WASHINGTON, D.C.: Seen from Eastern and Central Europe NATO is an alliance with a great future. Seen from the United States, NATO is an alliance in deep crisis. From Poland to Hungary, from the Czech Republic to Romania, the citizenry and the governments want their countries to be admitted to NATO as soon as possible. From Washington to Los Angeles, many Americans worry that NATO is an alliance without a purpose, has become weak, and has miserably failed in Bosnia (even though NATO never was committed to keep the peace among or within the former Yugoslav republics).
Interestingly, those Americans who fret about NATO's decline and fall, and the Central and East Europeans who have such great faith in NATO, both arrive at the same recommendation: expand NATO eastward!
Actually, in every decade since the 1950s, throngs of foreign policy experts have asserted that NATO faced some new crisis. Now comes the crisis of the 90's-- the fragility of democracy in Eastern Europe and Russia, and the loss of a common enemy -- and therefore, it is said NATO must admit Poland, The Czech Republic, Hungary, (please include your country in his list), and other nations of the Warsaw Pact.
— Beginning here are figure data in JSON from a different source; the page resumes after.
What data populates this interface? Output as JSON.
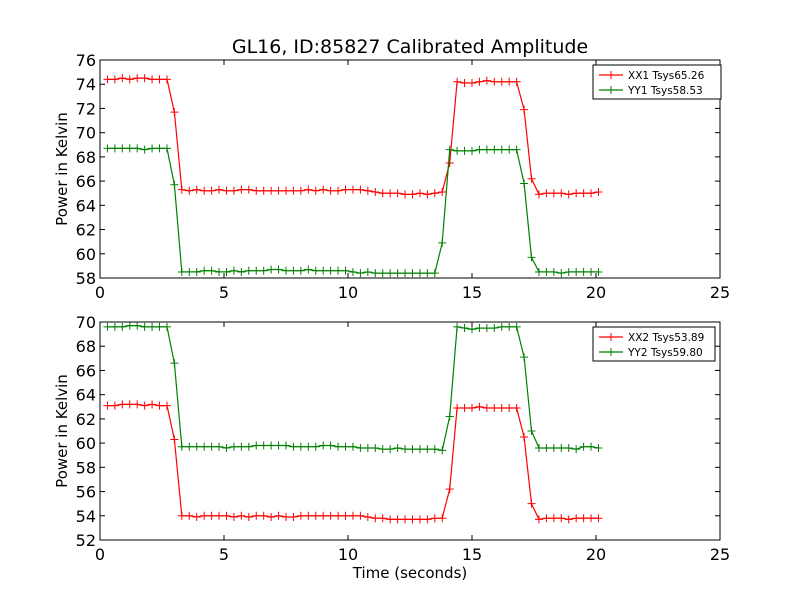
{
  "figure": {
    "title": "GL16, ID:85827 Calibrated Amplitude",
    "xlabel": "Time (seconds)"
  },
  "chart_data": [
    {
      "type": "line",
      "ylabel": "Power in Kelvin",
      "xlim": [
        0,
        25
      ],
      "ylim": [
        58,
        76
      ],
      "x_ticks": [
        "0",
        "5",
        "10",
        "15",
        "20",
        "25"
      ],
      "y_ticks": [
        "58",
        "60",
        "62",
        "64",
        "66",
        "68",
        "70",
        "72",
        "74",
        "76"
      ],
      "grid": false,
      "legend_position": "top-right",
      "x": [
        0.3,
        0.6,
        0.9,
        1.2,
        1.5,
        1.8,
        2.1,
        2.4,
        2.7,
        3.0,
        3.3,
        3.6,
        3.9,
        4.2,
        4.5,
        4.8,
        5.1,
        5.4,
        5.7,
        6.0,
        6.3,
        6.6,
        6.9,
        7.2,
        7.5,
        7.8,
        8.1,
        8.4,
        8.7,
        9.0,
        9.3,
        9.6,
        9.9,
        10.2,
        10.5,
        10.8,
        11.1,
        11.4,
        11.7,
        12.0,
        12.3,
        12.6,
        12.9,
        13.2,
        13.5,
        13.8,
        14.1,
        14.4,
        14.7,
        15.0,
        15.3,
        15.6,
        15.9,
        16.2,
        16.5,
        16.8,
        17.1,
        17.4,
        17.7,
        18.0,
        18.3,
        18.6,
        18.9,
        19.2,
        19.5,
        19.8,
        20.1
      ],
      "series": [
        {
          "name": "XX1 Tsys65.26",
          "color": "#ff0000",
          "values": [
            74.4,
            74.4,
            74.5,
            74.4,
            74.5,
            74.5,
            74.4,
            74.4,
            74.4,
            71.7,
            65.3,
            65.2,
            65.3,
            65.2,
            65.2,
            65.3,
            65.2,
            65.2,
            65.3,
            65.3,
            65.2,
            65.2,
            65.2,
            65.2,
            65.2,
            65.2,
            65.2,
            65.3,
            65.2,
            65.3,
            65.2,
            65.2,
            65.3,
            65.3,
            65.3,
            65.2,
            65.1,
            65.0,
            65.0,
            65.0,
            64.9,
            64.9,
            65.0,
            64.9,
            65.0,
            65.1,
            67.5,
            74.2,
            74.1,
            74.1,
            74.2,
            74.3,
            74.2,
            74.2,
            74.2,
            74.2,
            71.9,
            66.2,
            64.9,
            65.0,
            65.0,
            65.0,
            64.9,
            65.0,
            65.0,
            65.0,
            65.1
          ]
        },
        {
          "name": "YY1 Tsys58.53",
          "color": "#008000",
          "values": [
            68.7,
            68.7,
            68.7,
            68.7,
            68.7,
            68.6,
            68.7,
            68.7,
            68.7,
            65.7,
            58.5,
            58.5,
            58.5,
            58.6,
            58.6,
            58.5,
            58.5,
            58.6,
            58.5,
            58.6,
            58.6,
            58.6,
            58.7,
            58.7,
            58.6,
            58.6,
            58.6,
            58.7,
            58.6,
            58.6,
            58.6,
            58.6,
            58.6,
            58.5,
            58.4,
            58.5,
            58.4,
            58.4,
            58.4,
            58.4,
            58.4,
            58.4,
            58.4,
            58.4,
            58.4,
            60.9,
            68.6,
            68.5,
            68.5,
            68.5,
            68.6,
            68.6,
            68.6,
            68.6,
            68.6,
            68.6,
            65.8,
            59.7,
            58.5,
            58.5,
            58.5,
            58.4,
            58.5,
            58.5,
            58.5,
            58.5,
            58.5
          ]
        }
      ]
    },
    {
      "type": "line",
      "ylabel": "Power in Kelvin",
      "xlabel": "Time (seconds)",
      "xlim": [
        0,
        25
      ],
      "ylim": [
        52,
        70
      ],
      "x_ticks": [
        "0",
        "5",
        "10",
        "15",
        "20",
        "25"
      ],
      "y_ticks": [
        "52",
        "54",
        "56",
        "58",
        "60",
        "62",
        "64",
        "66",
        "68",
        "70"
      ],
      "grid": false,
      "legend_position": "top-right",
      "x": [
        0.3,
        0.6,
        0.9,
        1.2,
        1.5,
        1.8,
        2.1,
        2.4,
        2.7,
        3.0,
        3.3,
        3.6,
        3.9,
        4.2,
        4.5,
        4.8,
        5.1,
        5.4,
        5.7,
        6.0,
        6.3,
        6.6,
        6.9,
        7.2,
        7.5,
        7.8,
        8.1,
        8.4,
        8.7,
        9.0,
        9.3,
        9.6,
        9.9,
        10.2,
        10.5,
        10.8,
        11.1,
        11.4,
        11.7,
        12.0,
        12.3,
        12.6,
        12.9,
        13.2,
        13.5,
        13.8,
        14.1,
        14.4,
        14.7,
        15.0,
        15.3,
        15.6,
        15.9,
        16.2,
        16.5,
        16.8,
        17.1,
        17.4,
        17.7,
        18.0,
        18.3,
        18.6,
        18.9,
        19.2,
        19.5,
        19.8,
        20.1
      ],
      "series": [
        {
          "name": "XX2 Tsys53.89",
          "color": "#ff0000",
          "values": [
            63.1,
            63.1,
            63.2,
            63.2,
            63.2,
            63.1,
            63.2,
            63.1,
            63.1,
            60.3,
            54.0,
            54.0,
            53.9,
            54.0,
            54.0,
            54.0,
            54.0,
            53.9,
            54.0,
            53.9,
            54.0,
            54.0,
            53.9,
            54.0,
            53.9,
            53.9,
            54.0,
            54.0,
            54.0,
            54.0,
            54.0,
            54.0,
            54.0,
            54.0,
            54.0,
            53.9,
            53.8,
            53.8,
            53.7,
            53.7,
            53.7,
            53.7,
            53.7,
            53.7,
            53.8,
            53.8,
            56.2,
            62.9,
            62.9,
            62.9,
            63.0,
            62.9,
            62.9,
            62.9,
            62.9,
            62.9,
            60.5,
            55.0,
            53.7,
            53.8,
            53.8,
            53.8,
            53.7,
            53.8,
            53.8,
            53.8,
            53.8
          ]
        },
        {
          "name": "YY2 Tsys59.80",
          "color": "#008000",
          "values": [
            69.6,
            69.6,
            69.6,
            69.7,
            69.7,
            69.6,
            69.6,
            69.6,
            69.6,
            66.6,
            59.7,
            59.7,
            59.7,
            59.7,
            59.7,
            59.7,
            59.6,
            59.7,
            59.7,
            59.7,
            59.8,
            59.8,
            59.8,
            59.8,
            59.8,
            59.7,
            59.7,
            59.7,
            59.7,
            59.8,
            59.8,
            59.7,
            59.7,
            59.7,
            59.6,
            59.6,
            59.6,
            59.5,
            59.5,
            59.6,
            59.5,
            59.5,
            59.5,
            59.5,
            59.5,
            59.4,
            62.2,
            69.6,
            69.5,
            69.4,
            69.5,
            69.5,
            69.5,
            69.6,
            69.6,
            69.6,
            67.1,
            61.0,
            59.6,
            59.6,
            59.6,
            59.6,
            59.6,
            59.5,
            59.7,
            59.7,
            59.6
          ]
        }
      ]
    }
  ]
}
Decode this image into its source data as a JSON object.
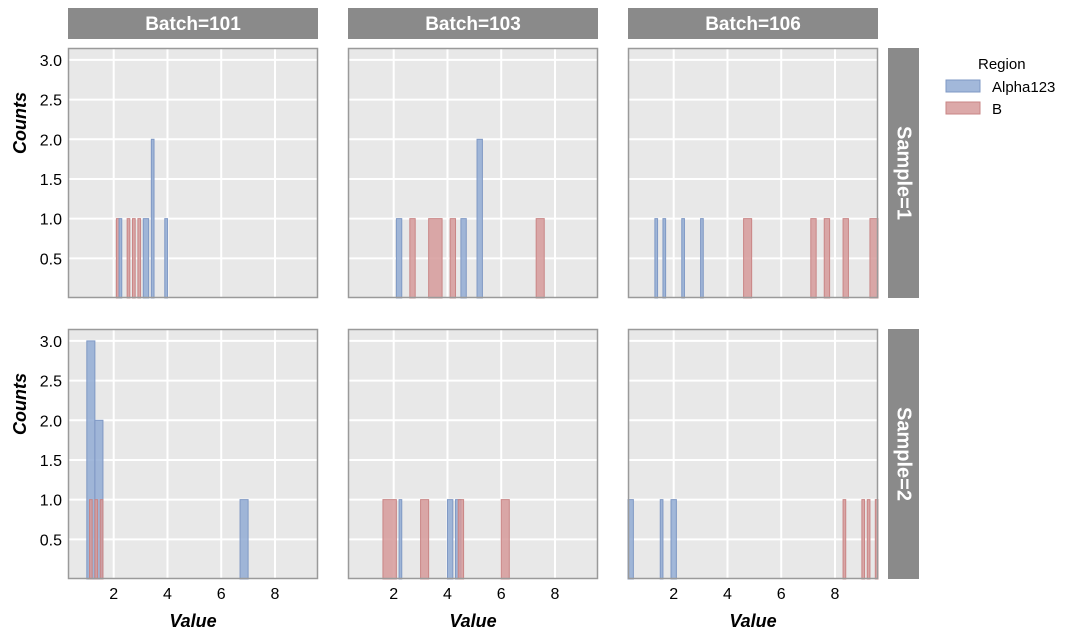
{
  "chart_data": {
    "type": "histogram-facets",
    "ylabel": "Counts",
    "xlabel": "Value",
    "xlim": [
      0.3,
      9.6
    ],
    "ylim": [
      0,
      3.15
    ],
    "xticks": [
      2,
      4,
      6,
      8
    ],
    "yticks": [
      0.5,
      1.0,
      1.5,
      2.0,
      2.5,
      3.0
    ],
    "legend": {
      "title": "Region",
      "position": "right",
      "entries": [
        {
          "name": "Alpha123",
          "color": "#92acd3",
          "border": "#7f98c4"
        },
        {
          "name": "B",
          "color": "#d69a9a",
          "border": "#c98585"
        }
      ]
    },
    "columns": [
      "Batch=101",
      "Batch=103",
      "Batch=106"
    ],
    "rows": [
      "Sample=1",
      "Sample=2"
    ],
    "grid": true,
    "panels": [
      {
        "row": 0,
        "col": 0,
        "bars": [
          {
            "s": "B",
            "x0": 2.1,
            "x1": 2.2,
            "y": 1
          },
          {
            "s": "Alpha123",
            "x0": 2.2,
            "x1": 2.3,
            "y": 1
          },
          {
            "s": "B",
            "x0": 2.5,
            "x1": 2.6,
            "y": 1
          },
          {
            "s": "B",
            "x0": 2.7,
            "x1": 2.8,
            "y": 1
          },
          {
            "s": "B",
            "x0": 2.9,
            "x1": 3.0,
            "y": 1
          },
          {
            "s": "Alpha123",
            "x0": 3.1,
            "x1": 3.3,
            "y": 1
          },
          {
            "s": "Alpha123",
            "x0": 3.4,
            "x1": 3.5,
            "y": 2
          },
          {
            "s": "Alpha123",
            "x0": 3.9,
            "x1": 4.0,
            "y": 1
          }
        ]
      },
      {
        "row": 0,
        "col": 1,
        "bars": [
          {
            "s": "Alpha123",
            "x0": 2.1,
            "x1": 2.3,
            "y": 1
          },
          {
            "s": "B",
            "x0": 2.6,
            "x1": 2.8,
            "y": 1
          },
          {
            "s": "B",
            "x0": 3.3,
            "x1": 3.8,
            "y": 1
          },
          {
            "s": "B",
            "x0": 4.1,
            "x1": 4.3,
            "y": 1
          },
          {
            "s": "Alpha123",
            "x0": 4.5,
            "x1": 4.7,
            "y": 1
          },
          {
            "s": "Alpha123",
            "x0": 5.1,
            "x1": 5.3,
            "y": 2
          },
          {
            "s": "B",
            "x0": 7.3,
            "x1": 7.6,
            "y": 1
          }
        ]
      },
      {
        "row": 0,
        "col": 2,
        "bars": [
          {
            "s": "Alpha123",
            "x0": 1.3,
            "x1": 1.4,
            "y": 1
          },
          {
            "s": "Alpha123",
            "x0": 1.6,
            "x1": 1.7,
            "y": 1
          },
          {
            "s": "Alpha123",
            "x0": 2.3,
            "x1": 2.4,
            "y": 1
          },
          {
            "s": "Alpha123",
            "x0": 3.0,
            "x1": 3.1,
            "y": 1
          },
          {
            "s": "B",
            "x0": 4.6,
            "x1": 4.9,
            "y": 1
          },
          {
            "s": "B",
            "x0": 7.1,
            "x1": 7.3,
            "y": 1
          },
          {
            "s": "B",
            "x0": 7.6,
            "x1": 7.8,
            "y": 1
          },
          {
            "s": "B",
            "x0": 8.3,
            "x1": 8.5,
            "y": 1
          },
          {
            "s": "B",
            "x0": 9.3,
            "x1": 9.6,
            "y": 1
          }
        ]
      },
      {
        "row": 1,
        "col": 0,
        "bars": [
          {
            "s": "Alpha123",
            "x0": 1.0,
            "x1": 1.3,
            "y": 3
          },
          {
            "s": "Alpha123",
            "x0": 1.3,
            "x1": 1.6,
            "y": 2
          },
          {
            "s": "B",
            "x0": 1.1,
            "x1": 1.2,
            "y": 1
          },
          {
            "s": "B",
            "x0": 1.3,
            "x1": 1.4,
            "y": 1
          },
          {
            "s": "B",
            "x0": 1.5,
            "x1": 1.6,
            "y": 1
          },
          {
            "s": "Alpha123",
            "x0": 6.7,
            "x1": 7.0,
            "y": 1
          }
        ]
      },
      {
        "row": 1,
        "col": 1,
        "bars": [
          {
            "s": "B",
            "x0": 1.6,
            "x1": 2.1,
            "y": 1
          },
          {
            "s": "Alpha123",
            "x0": 2.2,
            "x1": 2.3,
            "y": 1
          },
          {
            "s": "B",
            "x0": 3.0,
            "x1": 3.3,
            "y": 1
          },
          {
            "s": "Alpha123",
            "x0": 4.0,
            "x1": 4.2,
            "y": 1
          },
          {
            "s": "Alpha123",
            "x0": 4.3,
            "x1": 4.5,
            "y": 1
          },
          {
            "s": "B",
            "x0": 4.4,
            "x1": 4.6,
            "y": 1
          },
          {
            "s": "B",
            "x0": 6.0,
            "x1": 6.3,
            "y": 1
          }
        ]
      },
      {
        "row": 1,
        "col": 2,
        "bars": [
          {
            "s": "Alpha123",
            "x0": 0.3,
            "x1": 0.5,
            "y": 1
          },
          {
            "s": "Alpha123",
            "x0": 1.5,
            "x1": 1.6,
            "y": 1
          },
          {
            "s": "Alpha123",
            "x0": 1.9,
            "x1": 2.1,
            "y": 1
          },
          {
            "s": "B",
            "x0": 8.3,
            "x1": 8.4,
            "y": 1
          },
          {
            "s": "B",
            "x0": 9.0,
            "x1": 9.1,
            "y": 1
          },
          {
            "s": "B",
            "x0": 9.2,
            "x1": 9.3,
            "y": 1
          },
          {
            "s": "B",
            "x0": 9.5,
            "x1": 9.6,
            "y": 1
          }
        ]
      }
    ]
  }
}
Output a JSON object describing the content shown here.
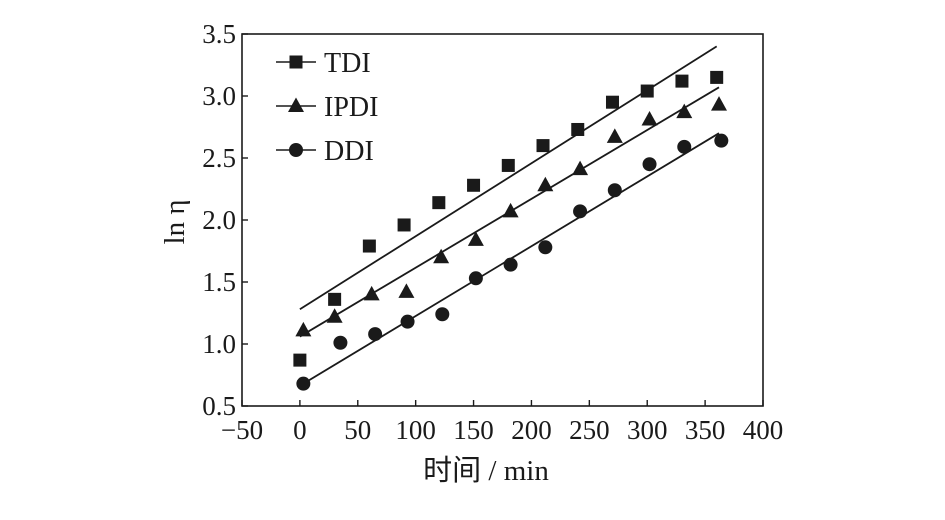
{
  "chart_data": {
    "type": "scatter",
    "title": "",
    "xlabel": "时间 / min",
    "ylabel": "ln η",
    "xlim": [
      -50,
      400
    ],
    "ylim": [
      0.5,
      3.5
    ],
    "xticks": [
      -50,
      0,
      50,
      100,
      150,
      200,
      250,
      300,
      350,
      400
    ],
    "yticks": [
      0.5,
      1.0,
      1.5,
      2.0,
      2.5,
      3.0,
      3.5
    ],
    "xtick_labels": [
      "−50",
      "0",
      "50",
      "100",
      "150",
      "200",
      "250",
      "300",
      "350",
      "400"
    ],
    "ytick_labels": [
      "0.5",
      "1.0",
      "1.5",
      "2.0",
      "2.5",
      "3.0",
      "3.5"
    ],
    "grid": false,
    "legend_position": "top-left",
    "series": [
      {
        "name": "TDI",
        "marker": "square",
        "x": [
          0,
          30,
          60,
          90,
          120,
          150,
          180,
          210,
          240,
          270,
          300,
          330,
          360
        ],
        "y": [
          0.87,
          1.36,
          1.79,
          1.96,
          2.14,
          2.28,
          2.44,
          2.6,
          2.73,
          2.95,
          3.04,
          3.12,
          3.15
        ],
        "fit_line": {
          "x": [
            0,
            360
          ],
          "y": [
            1.28,
            3.4
          ]
        }
      },
      {
        "name": "IPDI",
        "marker": "triangle",
        "x": [
          3,
          30,
          62,
          92,
          122,
          152,
          182,
          212,
          242,
          272,
          302,
          332,
          362
        ],
        "y": [
          1.11,
          1.22,
          1.4,
          1.42,
          1.7,
          1.84,
          2.07,
          2.28,
          2.41,
          2.67,
          2.81,
          2.87,
          2.93
        ],
        "fit_line": {
          "x": [
            0,
            362
          ],
          "y": [
            1.06,
            3.07
          ]
        }
      },
      {
        "name": "DDI",
        "marker": "circle",
        "x": [
          3,
          35,
          65,
          93,
          123,
          152,
          182,
          212,
          242,
          272,
          302,
          332,
          364
        ],
        "y": [
          0.68,
          1.01,
          1.08,
          1.18,
          1.24,
          1.53,
          1.64,
          1.78,
          2.07,
          2.24,
          2.45,
          2.59,
          2.64
        ],
        "fit_line": {
          "x": [
            3,
            362
          ],
          "y": [
            0.68,
            2.7
          ]
        }
      }
    ]
  }
}
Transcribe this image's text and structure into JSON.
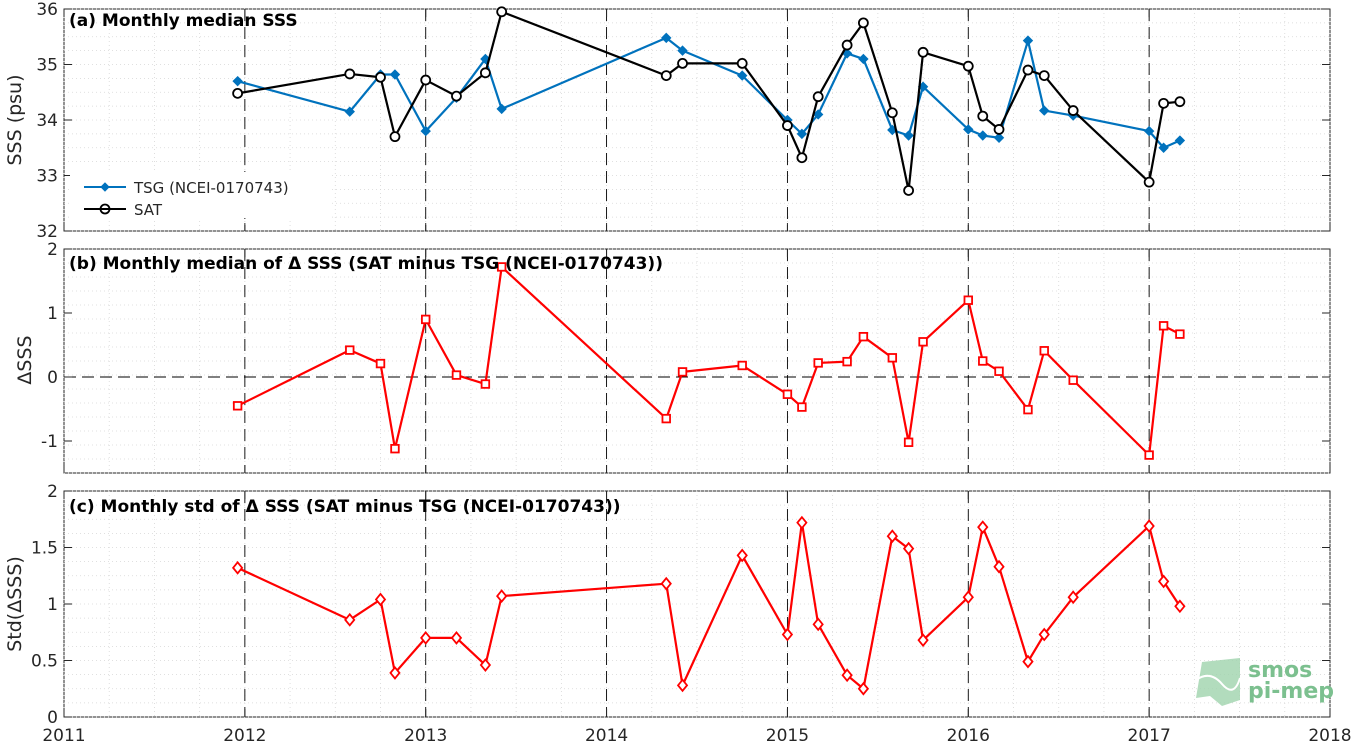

This remedy may seem all the more urgent as Russian forces keep inflicting wanton destruction on Chechnya.
Americans who question the wisdom of this eastward expansion fear that it might cause Russia to refurbish its military and expand westward. But this is only half the problem. Far from solving an alleged crisis, expanding NATO now would fatally weaken it. The Atlantic alliance must not become a chain letter -- some Ponzi scheme that escapes bankruptcy only by signing up new members.